In my memory we were in a bubble in the daytime with that yellowish light that coagulates on top of the stale air like milk, going. We were by the river but could not see it, because there were no windows. It was a very tall bubble with a rope ladder of spindles that bridged the distance between the ground and the great height. The end of the ladder lay on the ground, rungs crumpled together. Someone had to hold it as you climbed.

We waited on misshapen chairs made of plastic. In my memory they are red. It was a loud, echoing kind of room, where the sounds distorted as they amplified, bumping into the pliable bubble walls that, though stretched to rigidity, were predisposed to yield strange reverberations. They lent a certain distance to voices so that the air was full of sound that seemed far away, that lingered and confounded itself. In my memory we sat in our stretchy tank tops and leggings and some of us put sweatshirts on over adolescent bellies that protruded, gently, taut and innocent, through the polyester.

We lined up below the ladder and they told us all to take two steps back. The first had to pull on harnesses like those for rock wall or ropes course at camp. She started to climb, and the attendant held the bottom of the ladder down using his weight. Soon she pulled herself up onto the platform. The platform was out of focus because it was far away and because of the net that stretched across the bubble below it to catch someone if they fell.

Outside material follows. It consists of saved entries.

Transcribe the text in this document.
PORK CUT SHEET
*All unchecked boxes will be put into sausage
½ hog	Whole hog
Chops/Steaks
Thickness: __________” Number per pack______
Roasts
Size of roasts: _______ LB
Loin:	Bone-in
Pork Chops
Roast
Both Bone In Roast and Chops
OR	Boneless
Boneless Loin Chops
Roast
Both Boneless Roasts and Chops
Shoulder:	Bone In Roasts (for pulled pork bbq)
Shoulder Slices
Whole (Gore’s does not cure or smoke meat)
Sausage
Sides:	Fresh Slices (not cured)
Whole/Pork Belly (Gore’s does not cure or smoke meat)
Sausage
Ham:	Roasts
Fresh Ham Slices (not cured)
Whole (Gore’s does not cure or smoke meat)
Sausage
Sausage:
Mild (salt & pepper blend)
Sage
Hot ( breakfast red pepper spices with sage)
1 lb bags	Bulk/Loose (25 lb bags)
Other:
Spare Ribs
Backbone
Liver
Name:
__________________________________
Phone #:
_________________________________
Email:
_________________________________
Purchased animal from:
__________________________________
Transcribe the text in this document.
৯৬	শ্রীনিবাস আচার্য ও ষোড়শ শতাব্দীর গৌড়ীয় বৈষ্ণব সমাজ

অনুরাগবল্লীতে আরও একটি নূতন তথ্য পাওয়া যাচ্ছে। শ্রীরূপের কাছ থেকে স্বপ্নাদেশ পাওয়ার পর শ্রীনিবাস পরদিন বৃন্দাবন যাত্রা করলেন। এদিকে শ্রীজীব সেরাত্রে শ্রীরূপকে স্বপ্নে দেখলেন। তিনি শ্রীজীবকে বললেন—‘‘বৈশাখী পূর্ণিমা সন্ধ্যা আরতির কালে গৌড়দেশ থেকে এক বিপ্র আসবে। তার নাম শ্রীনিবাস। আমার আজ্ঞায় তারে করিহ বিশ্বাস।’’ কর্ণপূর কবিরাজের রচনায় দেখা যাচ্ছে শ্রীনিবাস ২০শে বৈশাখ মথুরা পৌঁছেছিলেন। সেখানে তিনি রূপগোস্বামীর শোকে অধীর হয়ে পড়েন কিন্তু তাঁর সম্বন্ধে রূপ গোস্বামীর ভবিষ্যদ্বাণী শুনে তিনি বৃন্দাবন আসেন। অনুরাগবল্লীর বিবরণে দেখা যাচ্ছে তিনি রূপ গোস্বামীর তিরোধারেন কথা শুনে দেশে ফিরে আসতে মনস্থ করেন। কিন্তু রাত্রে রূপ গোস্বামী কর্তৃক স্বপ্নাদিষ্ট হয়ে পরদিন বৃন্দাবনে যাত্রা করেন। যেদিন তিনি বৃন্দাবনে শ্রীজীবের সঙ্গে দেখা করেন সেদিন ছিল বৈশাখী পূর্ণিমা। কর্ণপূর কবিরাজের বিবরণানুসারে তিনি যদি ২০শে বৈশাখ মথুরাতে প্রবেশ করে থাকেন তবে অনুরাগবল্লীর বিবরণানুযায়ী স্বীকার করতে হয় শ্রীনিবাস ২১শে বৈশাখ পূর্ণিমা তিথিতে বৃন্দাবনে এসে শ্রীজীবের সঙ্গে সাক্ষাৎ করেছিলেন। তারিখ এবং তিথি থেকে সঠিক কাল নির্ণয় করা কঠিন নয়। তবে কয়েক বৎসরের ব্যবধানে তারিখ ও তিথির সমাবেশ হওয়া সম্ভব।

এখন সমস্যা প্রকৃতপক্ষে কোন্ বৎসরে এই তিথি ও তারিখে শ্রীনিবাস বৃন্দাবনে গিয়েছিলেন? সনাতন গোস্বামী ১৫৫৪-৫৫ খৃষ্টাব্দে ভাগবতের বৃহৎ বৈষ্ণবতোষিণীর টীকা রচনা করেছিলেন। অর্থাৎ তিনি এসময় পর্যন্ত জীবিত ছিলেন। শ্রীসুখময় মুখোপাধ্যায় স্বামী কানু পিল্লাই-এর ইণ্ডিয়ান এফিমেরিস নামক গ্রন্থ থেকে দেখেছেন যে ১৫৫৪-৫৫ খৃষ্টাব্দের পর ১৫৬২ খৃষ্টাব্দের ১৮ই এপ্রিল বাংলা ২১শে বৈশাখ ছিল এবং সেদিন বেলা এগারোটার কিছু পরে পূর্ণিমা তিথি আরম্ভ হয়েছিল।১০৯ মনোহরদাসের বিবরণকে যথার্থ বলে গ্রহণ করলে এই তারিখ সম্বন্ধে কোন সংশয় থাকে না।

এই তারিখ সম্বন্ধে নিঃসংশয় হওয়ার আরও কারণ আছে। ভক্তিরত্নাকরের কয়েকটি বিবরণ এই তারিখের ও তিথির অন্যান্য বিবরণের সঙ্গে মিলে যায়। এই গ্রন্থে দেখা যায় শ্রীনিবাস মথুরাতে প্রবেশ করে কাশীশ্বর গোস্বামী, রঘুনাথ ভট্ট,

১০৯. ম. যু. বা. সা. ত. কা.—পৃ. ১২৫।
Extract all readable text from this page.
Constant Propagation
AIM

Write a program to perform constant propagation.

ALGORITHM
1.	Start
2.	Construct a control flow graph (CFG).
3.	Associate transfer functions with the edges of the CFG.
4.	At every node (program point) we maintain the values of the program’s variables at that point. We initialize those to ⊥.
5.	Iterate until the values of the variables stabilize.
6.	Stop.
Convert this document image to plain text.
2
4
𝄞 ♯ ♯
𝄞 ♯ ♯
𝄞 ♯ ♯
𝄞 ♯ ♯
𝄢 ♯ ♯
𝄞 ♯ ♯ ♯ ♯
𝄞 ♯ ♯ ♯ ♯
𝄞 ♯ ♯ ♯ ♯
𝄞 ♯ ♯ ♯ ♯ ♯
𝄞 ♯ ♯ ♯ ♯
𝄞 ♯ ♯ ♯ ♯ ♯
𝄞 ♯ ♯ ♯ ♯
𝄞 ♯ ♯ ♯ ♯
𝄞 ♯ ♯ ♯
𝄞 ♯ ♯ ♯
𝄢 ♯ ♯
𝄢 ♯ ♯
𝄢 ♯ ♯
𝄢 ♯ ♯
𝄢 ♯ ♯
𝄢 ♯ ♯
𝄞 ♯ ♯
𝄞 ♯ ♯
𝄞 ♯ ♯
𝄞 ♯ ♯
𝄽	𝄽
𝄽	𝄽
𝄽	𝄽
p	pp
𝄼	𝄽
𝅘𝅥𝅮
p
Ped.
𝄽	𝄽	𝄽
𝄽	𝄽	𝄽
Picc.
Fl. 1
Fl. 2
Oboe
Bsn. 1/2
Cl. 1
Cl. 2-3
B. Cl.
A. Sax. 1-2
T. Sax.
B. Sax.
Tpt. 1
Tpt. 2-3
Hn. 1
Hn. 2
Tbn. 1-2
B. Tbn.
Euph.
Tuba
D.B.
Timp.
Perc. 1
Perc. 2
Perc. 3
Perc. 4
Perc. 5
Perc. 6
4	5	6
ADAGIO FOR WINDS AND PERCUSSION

Soon it was my turn, so I took my sweatshirt off and slipped on a harness. Hands pulled the straps tight above my hips and at my thighs, and for the first time in that strange, stale air, I felt delimited. At the top of the platform, I turned left. The flat surface of the hemispheric bubble sprawled below. In my memory the red chairs looked like rock candy. There was a second platform across that bizarre, manufactured void. It was empty. A man on my platform was pulling the trapeze towards us with a rope that he coiled at his feet. When it was in position, he attached the rope from my harness to the one at his waist.

“Reach!” He took my shoulders and nudged me towards the edge. The bar was impossibly far away.


“Go right up to the edge. You can reach it.”

My toes at the edge of the platform, I put one hand out. “Two hands.” I stuck both on front of me.

“Lean!” I looked around at him. He grabbed my shoulders from behind. I leaned forward supported by his weight. Then it was in my hands and I felt him grab his end of the rope and I heard him tell me to jump. Which I did.

One must use the momentum from the first swing forward to bring one’s legs up to the trapeze bar, then hook them all the way around as one swings backward, and then, on the next forward swing, stretch one’s arms out in the circus-storied flying posture. It was a long trapeze and so the swings were lazy back-and-forths. I swung there until I hovered near the lowest point. Then I uncurled my legs and dropped into the net.

After we had all taken our turns, they read out the names of the best, that first swing having been a trial we hadn’t known about at the time. This was for a new trick: from that other platform, a second person would swing simultaneously. The child would meet her in the middle and grab her forearms and the child would let go of her own trapeze and be held up, swinging back and forth, by the other’s arms alone. My name was not called and every part of me felt that this was wrong, that my first swing had been fluid and elegant. I had learned the word “lithe” and had felt that I must have looked it. I went to the man calling the names and said to him, “I would like to go in this round.”

“Was your name called?”


“Well, then, are you sure? It’s for your own safety.”

“I promise I can do it.”

So I stood on line again, and took off my sweatshirt and put on another harness and climbed up the rope ladder and stood on the platform above the faraway noise. I could see the person on the platform across, preparing herself to jump, as well. I reached for the trapeze as it came towards the platform and could not get it myself. He grabbed my shoulders from behind. I reached for it again, balanced by his weight, and then jumped at his cue, and swung again. Legs up forward, hooked on the swing back, and on the forward swing, arms reaching for the person who was flying at me. I met her in the middle of the air. Our arms locked at each other’s elbows and for a moment we were still, horizontal in the middle of this room. Then she was shouting at me.

“Let go!”

I could feel my knees jerk, and it hurt my skin and the joints there, somehow, as well. My legs were locked in place and I did not unbend them.

“Let go!” I did. I unbent my legs and swung with her, the skin I had pulled at stinging even in the air, even with the adrenalin. Someone filmed it on my flip phone, so what was left over was a kind of mesmerizing, stamp-sized screen background in which I watched myself fall in grainy jitters over and over, and, of course, the pink skin behind my knees that was raw for a week and then went away.